Offerings for blended (e.g., eLearning with live follow-up sessions) learning, especially in a cohort with peers, provide chances to learn with others, receive feedback, share best practices, and build relationships with co-workers. Given estimates that informal learning decreased by 25% during the pandemic, a powerful opportunity exists to improve remote learning through increased virtual mentoring, group coaching, buddy systems, and online collaboration tools and forums (Slack, MS Teams, Google Docs, Trello, Zoom).

4. Manage onsite days effectively

In a hybrid environment, it is essential that in-office days are meaningful and motivating for employees to attend. Consider the work that can be accomplished synchronously (with others) and asynchronously (alone), and schedule work best conducted together. Employees generally do not like attending meetings, so manage their frequency and length. Make the days “intentional” with collaboration, development, coaching, and team-building opportunities.  
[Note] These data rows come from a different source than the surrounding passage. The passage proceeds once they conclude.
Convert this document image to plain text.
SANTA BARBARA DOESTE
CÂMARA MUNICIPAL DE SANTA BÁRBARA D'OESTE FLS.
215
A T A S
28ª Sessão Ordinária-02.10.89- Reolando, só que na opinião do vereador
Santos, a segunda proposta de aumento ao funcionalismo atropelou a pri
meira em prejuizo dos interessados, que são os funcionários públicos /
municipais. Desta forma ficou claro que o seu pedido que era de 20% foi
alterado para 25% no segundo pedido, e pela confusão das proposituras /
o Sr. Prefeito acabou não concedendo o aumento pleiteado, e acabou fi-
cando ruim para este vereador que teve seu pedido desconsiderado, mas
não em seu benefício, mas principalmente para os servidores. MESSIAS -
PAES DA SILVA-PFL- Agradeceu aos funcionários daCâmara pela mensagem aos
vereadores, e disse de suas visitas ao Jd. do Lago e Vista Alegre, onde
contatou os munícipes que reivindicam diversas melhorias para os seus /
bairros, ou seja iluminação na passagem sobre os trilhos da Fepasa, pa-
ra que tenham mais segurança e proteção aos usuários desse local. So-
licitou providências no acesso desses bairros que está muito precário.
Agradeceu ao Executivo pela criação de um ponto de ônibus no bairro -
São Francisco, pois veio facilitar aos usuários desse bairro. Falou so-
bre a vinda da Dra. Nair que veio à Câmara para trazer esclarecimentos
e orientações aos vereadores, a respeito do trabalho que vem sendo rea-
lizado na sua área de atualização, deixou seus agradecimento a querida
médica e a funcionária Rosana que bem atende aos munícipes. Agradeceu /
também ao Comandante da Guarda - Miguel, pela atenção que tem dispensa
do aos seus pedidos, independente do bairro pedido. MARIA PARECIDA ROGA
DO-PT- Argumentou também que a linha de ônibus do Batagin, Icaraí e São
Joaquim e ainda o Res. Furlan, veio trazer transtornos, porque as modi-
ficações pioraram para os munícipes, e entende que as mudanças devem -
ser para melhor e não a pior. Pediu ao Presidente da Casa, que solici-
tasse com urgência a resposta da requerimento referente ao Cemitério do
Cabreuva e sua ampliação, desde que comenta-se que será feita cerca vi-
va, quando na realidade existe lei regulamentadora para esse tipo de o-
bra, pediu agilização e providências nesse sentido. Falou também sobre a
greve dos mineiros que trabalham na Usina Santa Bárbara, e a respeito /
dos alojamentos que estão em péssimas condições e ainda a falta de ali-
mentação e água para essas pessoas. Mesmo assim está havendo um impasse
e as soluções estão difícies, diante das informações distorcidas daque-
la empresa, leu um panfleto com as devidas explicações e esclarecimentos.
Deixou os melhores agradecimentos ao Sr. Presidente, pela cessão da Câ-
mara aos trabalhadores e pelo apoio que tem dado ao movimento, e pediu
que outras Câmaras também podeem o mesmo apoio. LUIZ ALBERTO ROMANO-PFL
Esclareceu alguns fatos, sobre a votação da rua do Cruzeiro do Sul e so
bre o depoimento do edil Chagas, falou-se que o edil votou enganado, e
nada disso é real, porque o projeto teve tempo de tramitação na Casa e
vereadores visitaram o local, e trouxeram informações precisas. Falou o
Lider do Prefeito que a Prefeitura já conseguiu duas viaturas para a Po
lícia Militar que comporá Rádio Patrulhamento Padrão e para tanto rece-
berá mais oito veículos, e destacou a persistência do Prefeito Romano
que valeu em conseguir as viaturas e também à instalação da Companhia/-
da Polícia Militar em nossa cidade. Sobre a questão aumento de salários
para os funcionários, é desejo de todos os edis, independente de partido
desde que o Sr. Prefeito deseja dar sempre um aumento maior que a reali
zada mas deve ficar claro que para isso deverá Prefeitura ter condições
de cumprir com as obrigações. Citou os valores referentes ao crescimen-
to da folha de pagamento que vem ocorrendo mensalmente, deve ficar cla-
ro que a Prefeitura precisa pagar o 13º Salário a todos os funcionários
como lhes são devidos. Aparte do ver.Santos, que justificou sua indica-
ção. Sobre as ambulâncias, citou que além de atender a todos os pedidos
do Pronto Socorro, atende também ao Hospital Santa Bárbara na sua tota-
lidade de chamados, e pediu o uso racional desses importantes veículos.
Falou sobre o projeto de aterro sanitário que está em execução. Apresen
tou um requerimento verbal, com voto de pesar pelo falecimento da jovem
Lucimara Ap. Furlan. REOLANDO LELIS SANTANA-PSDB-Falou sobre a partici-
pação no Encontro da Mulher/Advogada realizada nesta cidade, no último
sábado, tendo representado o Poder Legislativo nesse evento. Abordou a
Going further, bring partner teams/functions together by creating cross-functional work and learning events (business problem solving, manager development, coding/hackathons, customer feedback, etc.) where colleagues cross departmental lines to learn and contribute to resolving challenges together. Why is this important? To overcome the challenge that remote work may stifle innovation, such as the significant drops (38%) in collaboration with workers outside one’s department or function.

5. Prioritize managerial skill development 

Research from Gallup found that remote employees interact less with their managers when working at home, meaning they receive less guidance, coaching, feedback, and development than those working onsite. Given the paucity of remote management training offered and the manager’s lack of confidence and skill mentioned earlier, this is a paramount concern. Skills in asynchronous communications, meeting management, setting expectations, providing feedback, encouraging teamwork, recommending people to connect with, and recognizing contributions and “wins” are extremely important for remote managers. Requiring them to conduct effective weekly check-ins and regular communications with their direct reports should be a policy and required duty.  

Leverage group coaching, dedicated collaborative (e.g., Slack) channels, and mentoring to develop and continuously reinforce the constructive management skills required for success. Pulse surveys are used to get candid employee feedback on their managers, and the data is used for rewards, recognition, and remedial development.